We also need to examine past and potential future linkages and synergies among
public, private, and university real-time space time integration research. One can
argue that research and innovation in the private sector in this area is as advanced
as in the university, and has at times, especially earlier, outstripped research in
GIScience in the universities. After all, the term GIScience was not coined until
1992 (Goodchild 1992 , 2010 ), and a major focus of its early practice was to
describe and attempt to understand what had already happened in the development
of core GIS and geospatial technology functionality, and to begin to assemble it
as a science. This is and has been a worthwhile and necessary undertaking, and
those who engaged in this debate early on are to be commended. But it does raise
the question of how all of this early development actually happened, prior to a
formal GIScience that now aspires to guide it, and further, what drives what: the
GIScience or the GITechnology? How did the unnamed science work then, and how
does GIScience work now? What is its dynamic? What flows from what? Or is
the reciprocal interaction between the technology and the science actually the real
dynamic?
It is perhaps also time to examine current interactions and boundaries between
GIScience and geography in more detail.

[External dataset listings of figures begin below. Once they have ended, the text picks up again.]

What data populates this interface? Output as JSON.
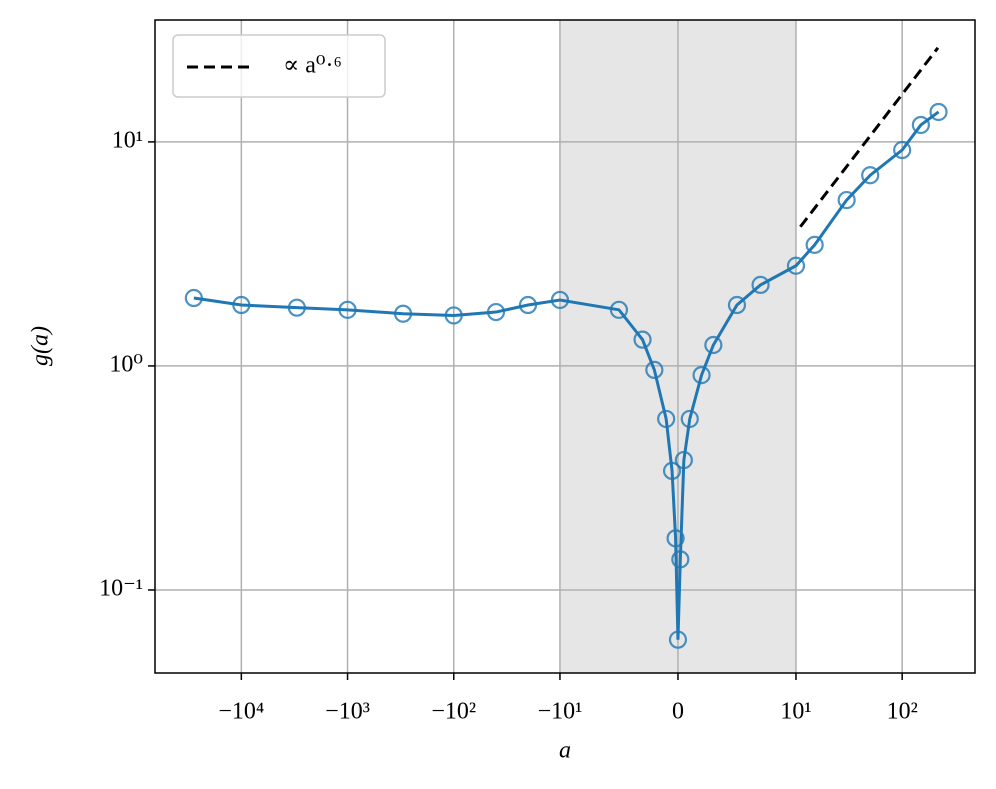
{
  "chart_data": {
    "type": "line",
    "x_label": "a",
    "y_label": "g(a)",
    "xscale": "symlog",
    "linthresh": 10,
    "yscale": "log",
    "grid": true,
    "legend_position": "upper left",
    "shaded_span": [
      -10,
      10
    ],
    "xlim": [
      -65000,
      485
    ],
    "ylim": [
      0.0426,
      35
    ],
    "xticks": [
      {
        "value": -10000,
        "label": "−10⁴"
      },
      {
        "value": -1000,
        "label": "−10³"
      },
      {
        "value": -100,
        "label": "−10²"
      },
      {
        "value": -10,
        "label": "−10¹"
      },
      0,
      {
        "value": 10,
        "label": "10¹"
      },
      {
        "value": 100,
        "label": "10²"
      }
    ],
    "yticks": [
      {
        "value": 0.1,
        "label": "10⁻¹"
      },
      {
        "value": 1,
        "label": "10⁰"
      },
      {
        "value": 10,
        "label": "10¹"
      }
    ],
    "series": [
      {
        "color": "#1f77b4",
        "markers": true,
        "x": [
          -28000,
          -10000,
          -3000,
          -1000,
          -300,
          -100,
          -40,
          -20,
          -10,
          -5,
          -3,
          -2,
          -1,
          -0.5,
          -0.2,
          0,
          0.2,
          0.5,
          1,
          2,
          3,
          5,
          7,
          10,
          15,
          30,
          50,
          100,
          150,
          220
        ],
        "values": [
          2.01,
          1.87,
          1.82,
          1.78,
          1.71,
          1.68,
          1.74,
          1.87,
          1.97,
          1.78,
          1.31,
          0.96,
          0.58,
          0.34,
          0.17,
          0.06,
          0.137,
          0.38,
          0.58,
          0.91,
          1.24,
          1.87,
          2.3,
          2.8,
          3.47,
          5.5,
          7.1,
          9.2,
          11.9,
          13.6
        ]
      },
      {
        "name": "∝ a⁰·⁶",
        "color": "#000000",
        "dashed": true,
        "x": [
          11,
          217
        ],
        "values": [
          4.18,
          26.3
        ]
      }
    ]
  }
}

In what ways are these boundaries fixed
and rigid, or permeable and mobile? What does the intellectual trade across these
boundaries look like? Is the flow balanced or dependent, and in which direction?

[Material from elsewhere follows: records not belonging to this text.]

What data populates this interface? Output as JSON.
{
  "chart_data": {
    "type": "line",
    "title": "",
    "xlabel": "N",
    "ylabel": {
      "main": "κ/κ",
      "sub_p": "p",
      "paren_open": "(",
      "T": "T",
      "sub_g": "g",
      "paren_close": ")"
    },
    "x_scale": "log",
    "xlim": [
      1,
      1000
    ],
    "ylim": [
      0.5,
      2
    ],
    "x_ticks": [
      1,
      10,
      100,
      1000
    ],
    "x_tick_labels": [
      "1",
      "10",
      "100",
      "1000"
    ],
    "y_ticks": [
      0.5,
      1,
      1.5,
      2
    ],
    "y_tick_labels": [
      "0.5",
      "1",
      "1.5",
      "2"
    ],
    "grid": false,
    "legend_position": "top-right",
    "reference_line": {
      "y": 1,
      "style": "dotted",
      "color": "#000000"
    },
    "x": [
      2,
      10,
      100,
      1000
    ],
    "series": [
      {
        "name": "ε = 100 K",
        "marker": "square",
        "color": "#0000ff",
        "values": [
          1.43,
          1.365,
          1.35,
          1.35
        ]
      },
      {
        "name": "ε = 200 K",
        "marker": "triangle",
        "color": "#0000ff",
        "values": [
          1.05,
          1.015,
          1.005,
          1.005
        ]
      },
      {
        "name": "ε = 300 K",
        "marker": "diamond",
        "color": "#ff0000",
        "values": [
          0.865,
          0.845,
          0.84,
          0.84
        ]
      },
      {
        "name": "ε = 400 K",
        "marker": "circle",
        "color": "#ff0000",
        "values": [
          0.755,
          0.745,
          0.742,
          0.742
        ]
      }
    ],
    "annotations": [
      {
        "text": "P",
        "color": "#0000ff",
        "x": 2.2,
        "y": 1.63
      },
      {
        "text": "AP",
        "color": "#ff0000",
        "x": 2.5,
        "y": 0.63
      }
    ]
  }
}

Are the two fields diverging or converging?
Further, how does conceptual thinking as part of the iterative processes of
overcoming research obstacles generate innovation in GIScience? What social
structures of GIScience will best enable the next conceptual breakthroughs and the
new methods, and what social values will shape the future of our coupled scientific
and technological research program? And how do curiosity-driven research and
applications-aware research actually differ in practice and intersect as drivers of
GIScience, and how mutually exclusive are these categories? Current work in the
philosophy and history of science has much to offer our examination of these
questions. I suggest as a starting point the work of Andrew Pickering (e.g., 1995
The Mangle of Practice) , Helen Longino (e.g., 2002 The Fate of Knowledge ), and
Peter Galison (e.g., 2003 Einstein's Clocks, Poincaré's Maps ).
In closing, I would like to thank all of my colleagues within the geography
and GIScience communities who have contributed so constructively and critically
to research at the intersection of these fields, and in advance for our continued
discussions on these and related ideas in the future.